May 31: A mere profit of about Rs 25 crore on a sales turnover of Rs 2,580 crore for Essar Steel, a likely profit of Rs 100 crore on sales of over Rs 14,000 crore for SAIL has come at a time when the industry in the western world has been doing fairly well in terms of production and profit.The Indian steel magnates want the government to spend more on infrastructure defying the logic of privatisation where the state spends less and the private sector fill the void. But that has not happened in India.

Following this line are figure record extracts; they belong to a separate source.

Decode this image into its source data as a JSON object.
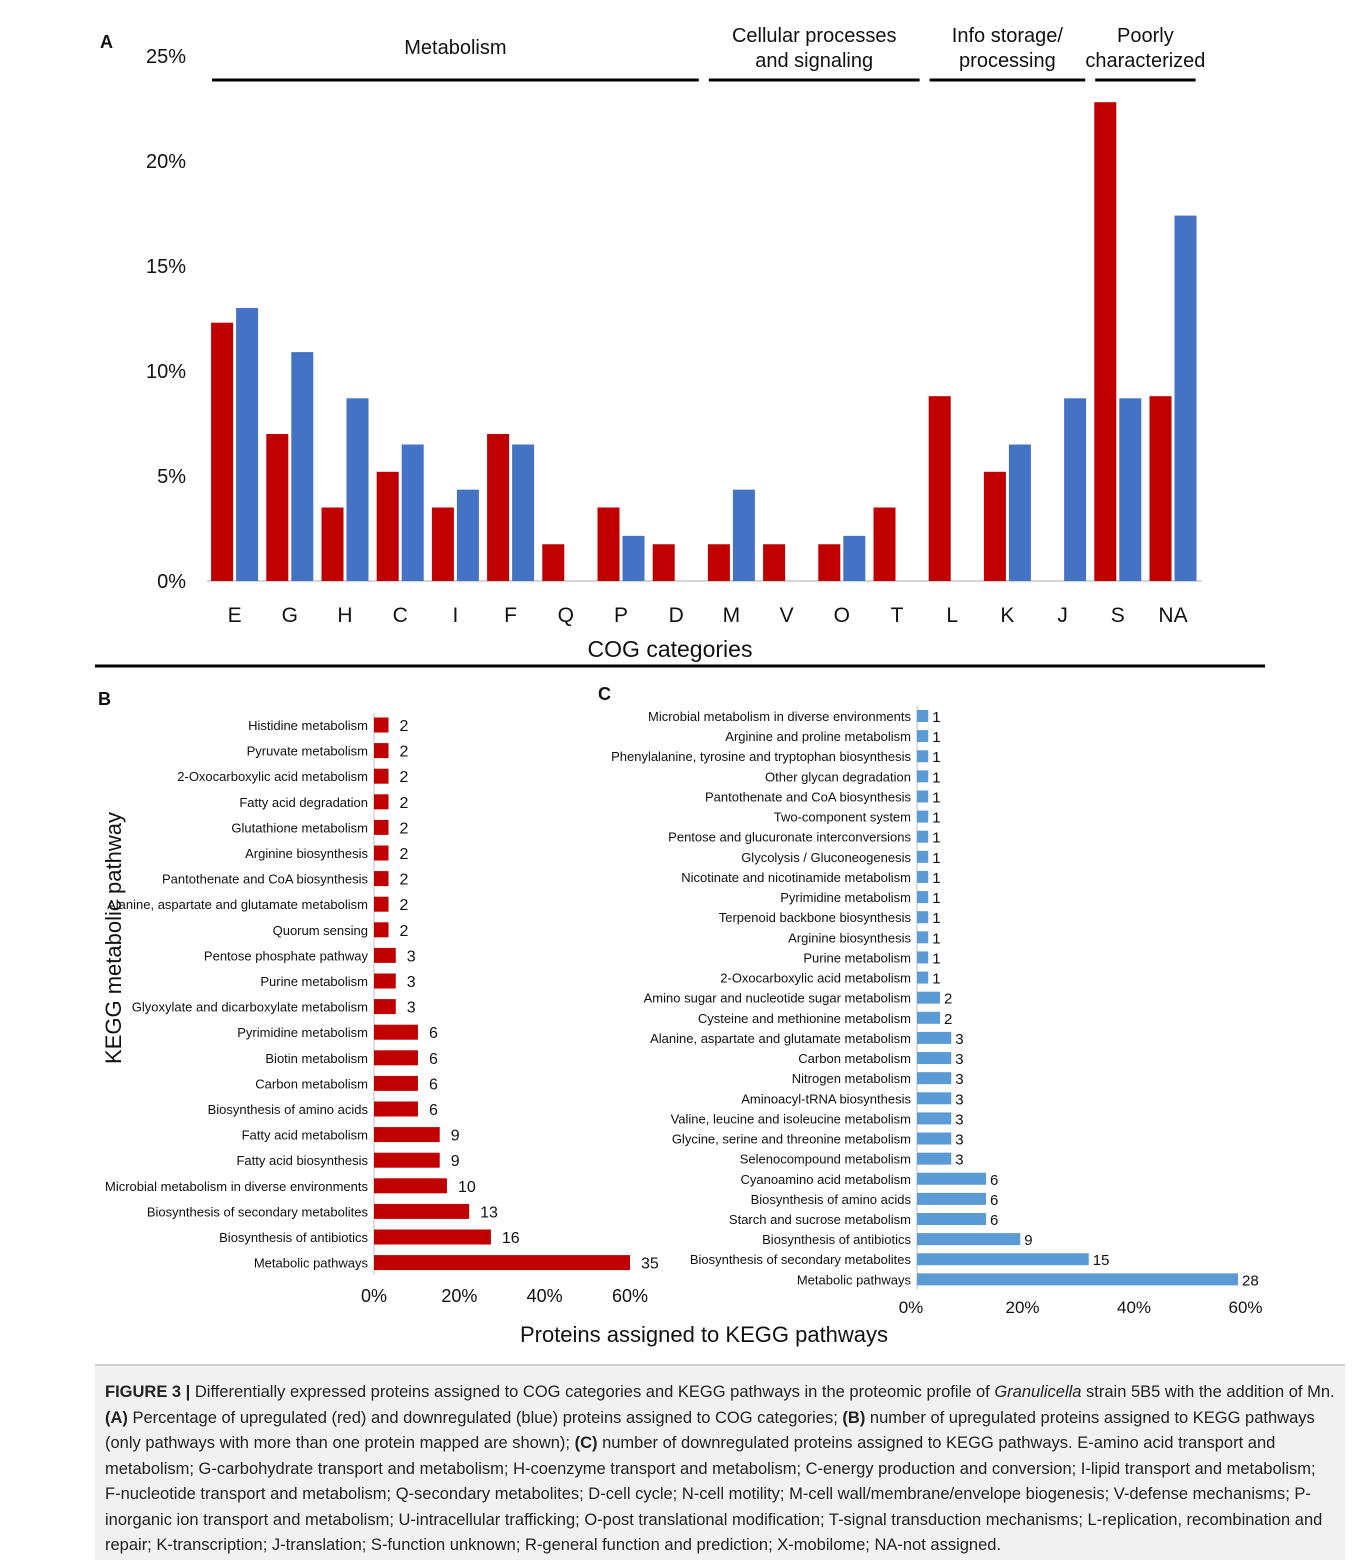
{
  "colors": {
    "up": "#c00000",
    "down": "#4472c4",
    "down_light": "#5b9bd5"
  },
  "chart_data": [
    {
      "type": "bar",
      "panel": "A",
      "xlabel": "COG categories",
      "categories": [
        "E",
        "G",
        "H",
        "C",
        "I",
        "F",
        "Q",
        "P",
        "D",
        "M",
        "V",
        "O",
        "T",
        "L",
        "K",
        "J",
        "S",
        "NA"
      ],
      "series": [
        {
          "values": [
            12.3,
            7.0,
            3.5,
            5.2,
            3.5,
            7.0,
            1.75,
            3.5,
            1.75,
            1.75,
            1.75,
            1.75,
            3.5,
            8.8,
            5.2,
            0,
            22.8,
            8.8
          ],
          "color": "#c00000"
        },
        {
          "values": [
            13.0,
            10.9,
            8.7,
            6.5,
            4.35,
            6.5,
            0,
            2.15,
            0,
            4.35,
            0,
            2.15,
            0,
            0,
            6.5,
            8.7,
            8.7,
            17.4
          ],
          "color": "#4472c4"
        }
      ],
      "yticks": [
        "0%",
        "5%",
        "10%",
        "15%",
        "20%",
        "25%"
      ],
      "ylim": [
        0,
        25
      ],
      "groups": [
        {
          "label_lines": [
            "Metabolism"
          ],
          "from": "E",
          "to": "D"
        },
        {
          "label_lines": [
            "Cellular processes",
            "and signaling"
          ],
          "from": "M",
          "to": "T"
        },
        {
          "label_lines": [
            "Info storage/",
            "processing"
          ],
          "from": "L",
          "to": "J"
        },
        {
          "label_lines": [
            "Poorly",
            "characterized"
          ],
          "from": "S",
          "to": "NA"
        }
      ]
    },
    {
      "type": "bar",
      "orientation": "horizontal",
      "panel": "B",
      "ylabel": "KEGG metabolic pathway",
      "xticks": [
        "0%",
        "20%",
        "40%",
        "60%"
      ],
      "xlim": [
        0,
        60
      ],
      "categories": [
        "Histidine metabolism",
        "Pyruvate metabolism",
        "2-Oxocarboxylic acid metabolism",
        "Fatty acid degradation",
        "Glutathione metabolism",
        "Arginine biosynthesis",
        "Pantothenate and CoA biosynthesis",
        "Alanine, aspartate and glutamate metabolism",
        "Quorum sensing",
        "Pentose phosphate pathway",
        "Purine metabolism",
        "Glyoxylate and dicarboxylate metabolism",
        "Pyrimidine metabolism",
        "Biotin metabolism",
        "Carbon metabolism",
        "Biosynthesis of amino acids",
        "Fatty acid metabolism",
        "Fatty acid biosynthesis",
        "Microbial metabolism in diverse environments",
        "Biosynthesis of secondary metabolites",
        "Biosynthesis of antibiotics",
        "Metabolic pathways"
      ],
      "counts": [
        2,
        2,
        2,
        2,
        2,
        2,
        2,
        2,
        2,
        3,
        3,
        3,
        6,
        6,
        6,
        6,
        9,
        9,
        10,
        13,
        16,
        35
      ],
      "values_pct": [
        3.4,
        3.4,
        3.4,
        3.4,
        3.4,
        3.4,
        3.4,
        3.4,
        3.4,
        5.1,
        5.1,
        5.1,
        10.3,
        10.3,
        10.3,
        10.3,
        15.4,
        15.4,
        17.1,
        22.3,
        27.4,
        60.0
      ],
      "color": "#c00000"
    },
    {
      "type": "bar",
      "orientation": "horizontal",
      "panel": "C",
      "xticks": [
        "0%",
        "20%",
        "40%",
        "60%"
      ],
      "xlim": [
        0,
        60
      ],
      "categories": [
        "Microbial metabolism in diverse environments",
        "Arginine and proline metabolism",
        "Phenylalanine, tyrosine and tryptophan biosynthesis",
        "Other glycan degradation",
        "Pantothenate and CoA biosynthesis",
        "Two-component system",
        "Pentose and glucuronate interconversions",
        "Glycolysis / Gluconeogenesis",
        "Nicotinate and nicotinamide metabolism",
        "Pyrimidine metabolism",
        "Terpenoid backbone biosynthesis",
        "Arginine biosynthesis",
        "Purine metabolism",
        "2-Oxocarboxylic acid metabolism",
        "Amino sugar and nucleotide sugar metabolism",
        "Cysteine and methionine metabolism",
        "Alanine, aspartate and glutamate metabolism",
        "Carbon metabolism",
        "Nitrogen metabolism",
        "Aminoacyl-tRNA biosynthesis",
        "Valine, leucine and isoleucine metabolism",
        "Glycine, serine and threonine metabolism",
        "Selenocompound metabolism",
        "Cyanoamino acid metabolism",
        "Biosynthesis of amino acids",
        "Starch and sucrose metabolism",
        "Biosynthesis of antibiotics",
        "Biosynthesis of secondary metabolites",
        "Metabolic pathways"
      ],
      "counts": [
        1,
        1,
        1,
        1,
        1,
        1,
        1,
        1,
        1,
        1,
        1,
        1,
        1,
        1,
        2,
        2,
        3,
        3,
        3,
        3,
        3,
        3,
        3,
        6,
        6,
        6,
        9,
        15,
        28
      ],
      "values_pct": [
        2.1,
        2.1,
        2.1,
        2.1,
        2.1,
        2.1,
        2.1,
        2.1,
        2.1,
        2.1,
        2.1,
        2.1,
        2.1,
        2.1,
        4.3,
        4.3,
        6.4,
        6.4,
        6.4,
        6.4,
        6.4,
        6.4,
        6.4,
        12.9,
        12.9,
        12.9,
        19.3,
        32.1,
        60.0
      ],
      "color": "#5b9bd5"
    }
  ],
  "shared_xlabel": "Proteins assigned to KEGG pathways",
  "caption": {
    "label": "FIGURE 3 |",
    "text_1": " Differentially expressed proteins assigned to COG categories and KEGG pathways in the proteomic profile of ",
    "italic": "Granulicella",
    "text_2": " strain 5B5 with the addition of Mn. ",
    "ref_a": "(A)",
    "text_a": " Percentage of upregulated (red) and downregulated (blue) proteins assigned to COG categories; ",
    "ref_b": "(B)",
    "text_b": " number of upregulated proteins assigned to KEGG pathways (only pathways with more than one protein mapped are shown); ",
    "ref_c": "(C)",
    "text_c": " number of downregulated proteins assigned to KEGG pathways. E-amino acid transport and metabolism; G-carbohydrate transport and metabolism; H-coenzyme transport and metabolism; C-energy production and conversion; I-lipid transport and metabolism; F-nucleotide transport and metabolism; Q-secondary metabolites; D-cell cycle; N-cell motility; M-cell wall/membrane/envelope biogenesis; V-defense mechanisms; P-inorganic ion transport and metabolism; U-intracellular trafficking; O-post translational modification; T-signal transduction mechanisms; L-replication, recombination and repair; K-transcription; J-translation; S-function unknown; R-general function and prediction; X-mobilome; NA-not assigned."
  }
}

The interesting thing is that Indian steel magnates particularly the new breed had to be rescued even before they started production by repeated doses of financial institutions money that they have become bloated with debt. A two million tonne new capacity in flat products will come into production during 1998-1999 and where is the market for it? The existing producers themselves are jostling for market with price rebates and extended credits.

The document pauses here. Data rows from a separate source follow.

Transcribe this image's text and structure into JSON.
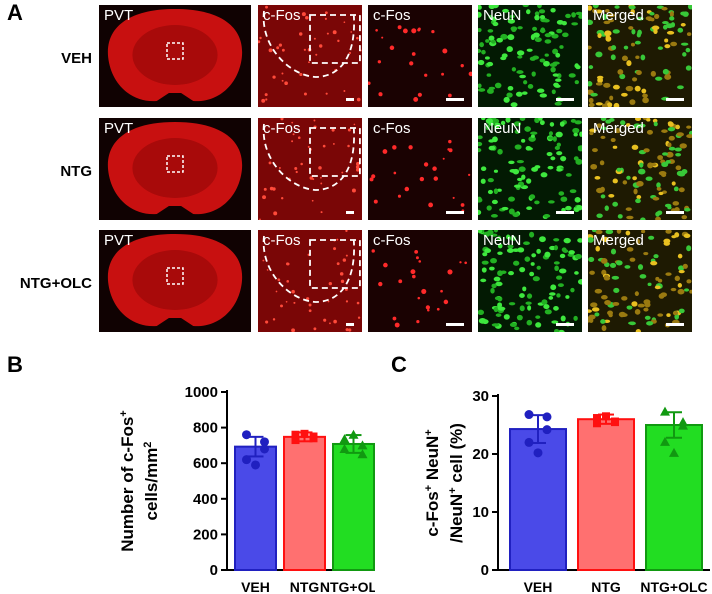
{
  "panel_a": {
    "letter": "A",
    "rows": [
      {
        "label": "VEH",
        "tiles": [
          "PVT",
          "c-Fos",
          "c-Fos",
          "NeuN",
          "Merged"
        ]
      },
      {
        "label": "NTG",
        "tiles": [
          "PVT",
          "c-Fos",
          "c-Fos",
          "NeuN",
          "Merged"
        ]
      },
      {
        "label": "NTG+OLC",
        "tiles": [
          "PVT",
          "c-Fos",
          "c-Fos",
          "NeuN",
          "Merged"
        ]
      }
    ]
  },
  "panel_b": {
    "letter": "B"
  },
  "panel_c": {
    "letter": "C"
  },
  "colors": {
    "veh": "#4a4ae8",
    "ntg": "#ff7070",
    "olc": "#22dd22",
    "veh_dot": "#2020c0",
    "ntg_dot": "#ff1010",
    "olc_dot": "#119911"
  },
  "chart_data": [
    {
      "type": "bar",
      "ylabel": "Number of c-Fos⁺ cells/mm²",
      "categories": [
        "VEH",
        "NTG",
        "NTG+OLC"
      ],
      "values": [
        693,
        748,
        708
      ],
      "errors": [
        55,
        25,
        50
      ],
      "points": [
        [
          760,
          620,
          720,
          590,
          680
        ],
        [
          760,
          730,
          740,
          765,
          750
        ],
        [
          735,
          680,
          650,
          760,
          700
        ]
      ],
      "ylim": [
        0,
        1000
      ],
      "yticks": [
        "0",
        "200",
        "400",
        "600",
        "800",
        "1000"
      ]
    },
    {
      "type": "bar",
      "ylabel": "c-Fos⁺ NeuN⁺ /NeuN⁺ cell (%)",
      "categories": [
        "VEH",
        "NTG",
        "NTG+OLC"
      ],
      "values": [
        24.3,
        26.0,
        25.0
      ],
      "errors": [
        2.4,
        0.8,
        2.2
      ],
      "points": [
        [
          26.8,
          22.0,
          24.2,
          20.2,
          26.4
        ],
        [
          26.2,
          25.3,
          25.6,
          26.5,
          25.5
        ],
        [
          27.3,
          22.1,
          25.5,
          20.2,
          24.9
        ]
      ],
      "ylim": [
        0,
        30
      ],
      "yticks": [
        "0",
        "10",
        "20",
        "30"
      ]
    }
  ]
}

One half of the steel industry in India, the arc furnace unitshave already been destroyed. This is not reflected in figures as production of new units like Essar, Lloyds and Jindal has been added to it giving a false impression that the secondary steel sector is increasing production.
Will the disease spread to old and new giants? There is every sign that it will spread with lot of blood on the balance sheets. Vizag Steel has been a given a respite by converting Rs 1,300 crore of loans into equity and has staved off BIFR only temporarily. A rehabilitation package is being worked out for Vizag Steel.

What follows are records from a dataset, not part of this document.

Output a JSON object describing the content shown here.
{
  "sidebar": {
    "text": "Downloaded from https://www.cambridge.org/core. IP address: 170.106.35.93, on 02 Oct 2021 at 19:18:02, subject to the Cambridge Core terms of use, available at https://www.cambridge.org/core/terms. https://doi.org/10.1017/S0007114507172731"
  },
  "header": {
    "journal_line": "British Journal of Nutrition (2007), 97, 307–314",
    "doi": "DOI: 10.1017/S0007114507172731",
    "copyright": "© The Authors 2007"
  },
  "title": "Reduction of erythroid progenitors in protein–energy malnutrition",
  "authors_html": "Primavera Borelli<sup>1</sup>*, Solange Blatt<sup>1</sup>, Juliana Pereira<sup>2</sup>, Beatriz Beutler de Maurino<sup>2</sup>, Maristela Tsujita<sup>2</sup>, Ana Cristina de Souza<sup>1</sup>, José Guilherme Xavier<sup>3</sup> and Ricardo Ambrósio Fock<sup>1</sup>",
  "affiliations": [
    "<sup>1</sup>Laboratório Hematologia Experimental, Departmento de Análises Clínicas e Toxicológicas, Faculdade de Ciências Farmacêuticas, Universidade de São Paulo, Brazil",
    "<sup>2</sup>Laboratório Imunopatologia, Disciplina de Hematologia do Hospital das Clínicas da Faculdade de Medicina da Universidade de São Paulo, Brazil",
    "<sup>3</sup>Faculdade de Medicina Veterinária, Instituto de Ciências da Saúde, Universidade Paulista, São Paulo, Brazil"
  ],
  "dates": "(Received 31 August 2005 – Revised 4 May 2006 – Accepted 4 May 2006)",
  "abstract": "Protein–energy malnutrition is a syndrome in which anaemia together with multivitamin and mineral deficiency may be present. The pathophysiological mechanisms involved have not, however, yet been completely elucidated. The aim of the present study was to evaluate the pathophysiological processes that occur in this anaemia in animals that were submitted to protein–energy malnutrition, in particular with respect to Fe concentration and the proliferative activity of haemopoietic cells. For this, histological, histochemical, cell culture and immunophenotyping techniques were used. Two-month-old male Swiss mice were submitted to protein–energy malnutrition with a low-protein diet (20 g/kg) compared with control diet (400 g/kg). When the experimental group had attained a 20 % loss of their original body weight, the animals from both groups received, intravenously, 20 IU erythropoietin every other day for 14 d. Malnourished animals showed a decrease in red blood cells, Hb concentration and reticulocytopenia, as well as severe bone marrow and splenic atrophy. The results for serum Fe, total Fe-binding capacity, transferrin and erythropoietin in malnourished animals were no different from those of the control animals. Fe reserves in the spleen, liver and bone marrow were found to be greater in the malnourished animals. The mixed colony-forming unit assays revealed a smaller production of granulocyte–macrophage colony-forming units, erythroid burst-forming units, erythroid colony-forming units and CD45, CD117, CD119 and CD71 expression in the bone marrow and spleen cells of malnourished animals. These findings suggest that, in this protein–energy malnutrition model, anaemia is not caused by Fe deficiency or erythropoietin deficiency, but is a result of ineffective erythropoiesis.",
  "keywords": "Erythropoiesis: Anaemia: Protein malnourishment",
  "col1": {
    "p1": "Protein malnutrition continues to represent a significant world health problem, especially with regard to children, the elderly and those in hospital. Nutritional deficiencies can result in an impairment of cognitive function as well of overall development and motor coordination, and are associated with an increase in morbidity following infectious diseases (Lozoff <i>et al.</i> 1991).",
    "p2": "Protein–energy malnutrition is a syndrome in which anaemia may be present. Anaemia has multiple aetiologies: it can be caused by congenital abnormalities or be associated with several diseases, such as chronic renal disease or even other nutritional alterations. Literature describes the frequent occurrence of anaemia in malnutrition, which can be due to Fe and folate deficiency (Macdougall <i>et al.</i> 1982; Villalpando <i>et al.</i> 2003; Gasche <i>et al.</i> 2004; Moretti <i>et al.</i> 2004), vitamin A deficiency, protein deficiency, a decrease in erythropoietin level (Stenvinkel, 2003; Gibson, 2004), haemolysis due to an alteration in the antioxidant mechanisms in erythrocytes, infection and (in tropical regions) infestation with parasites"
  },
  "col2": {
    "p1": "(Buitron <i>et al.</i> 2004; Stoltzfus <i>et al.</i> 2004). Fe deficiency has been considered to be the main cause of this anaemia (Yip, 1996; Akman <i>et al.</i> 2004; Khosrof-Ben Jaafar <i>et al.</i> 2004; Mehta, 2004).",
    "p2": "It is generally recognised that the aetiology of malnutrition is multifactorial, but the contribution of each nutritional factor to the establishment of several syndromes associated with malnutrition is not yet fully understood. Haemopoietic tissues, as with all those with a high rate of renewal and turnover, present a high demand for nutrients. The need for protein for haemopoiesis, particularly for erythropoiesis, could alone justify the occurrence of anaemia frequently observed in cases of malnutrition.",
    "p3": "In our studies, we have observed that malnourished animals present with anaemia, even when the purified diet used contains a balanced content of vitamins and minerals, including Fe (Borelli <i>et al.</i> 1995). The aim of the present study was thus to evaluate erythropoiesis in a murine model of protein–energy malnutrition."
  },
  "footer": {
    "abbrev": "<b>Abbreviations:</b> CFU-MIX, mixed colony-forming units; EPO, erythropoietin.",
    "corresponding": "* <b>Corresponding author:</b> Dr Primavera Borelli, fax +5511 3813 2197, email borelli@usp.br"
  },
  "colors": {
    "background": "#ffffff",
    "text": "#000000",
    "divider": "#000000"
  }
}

Arvind Pande, chairman, SAIL says that he has signed a MoU with government assuring Rs 300 crore profit during 1998-99 if the steel prices are increased by six to seven per cent. But prices are fixed by producers themselves today and not by the government and if market forces pull down the prices, while SAIL's costs increase by Rs 1,700 crore then, there is indeed trouble.
Pande wants the Rs 5,000 crore loan from SDF to be converted into equity so that the interestcost is saved. SAIL's equity will be then Rs 9,000 crore. SAIL will be in a better position to borrow for the Rs 12,000 crore modernisation.
The modernisation already undertaken at Durgapur and Rourkela at a cost of Rs 10,000 crore have made them white elephants. Due to high interest and depreciation these two units are pulling SAIL itself in losses. Times were different when these modernisations were undertaken at the behest of the government. If SAIL had a choice with market forces ruling it would have modernised Bokaro and Bhilai first the two profit making plants, whose profits are now falling due to lack of modernisation. Newly equipped Bhilai and Bokaro could have been earning handsome profits which would have sustained SAIL and help it pull along Durgapur and Rourkela.
Some time back there was a proposal from a Japanese giant that it will help modernise and expand Bhilai provided it could take away a million tonnes of production. There is tremendous potential in Bhilai and Bokaro but it mayremain untapped due financial problems.
Essar's problem is the debt burden and the servicing cost. It wants to incur various foreign currency debts to retire costly Indian debt. This may prove highly risky as the Rupee has depreciated already to Rs 41 to a dollar and forecasts are that it will dip to Rs 48 by end of 1998 and the foreign loans may be much greater liability. So the Indian steel industry is passing through the most difficult times.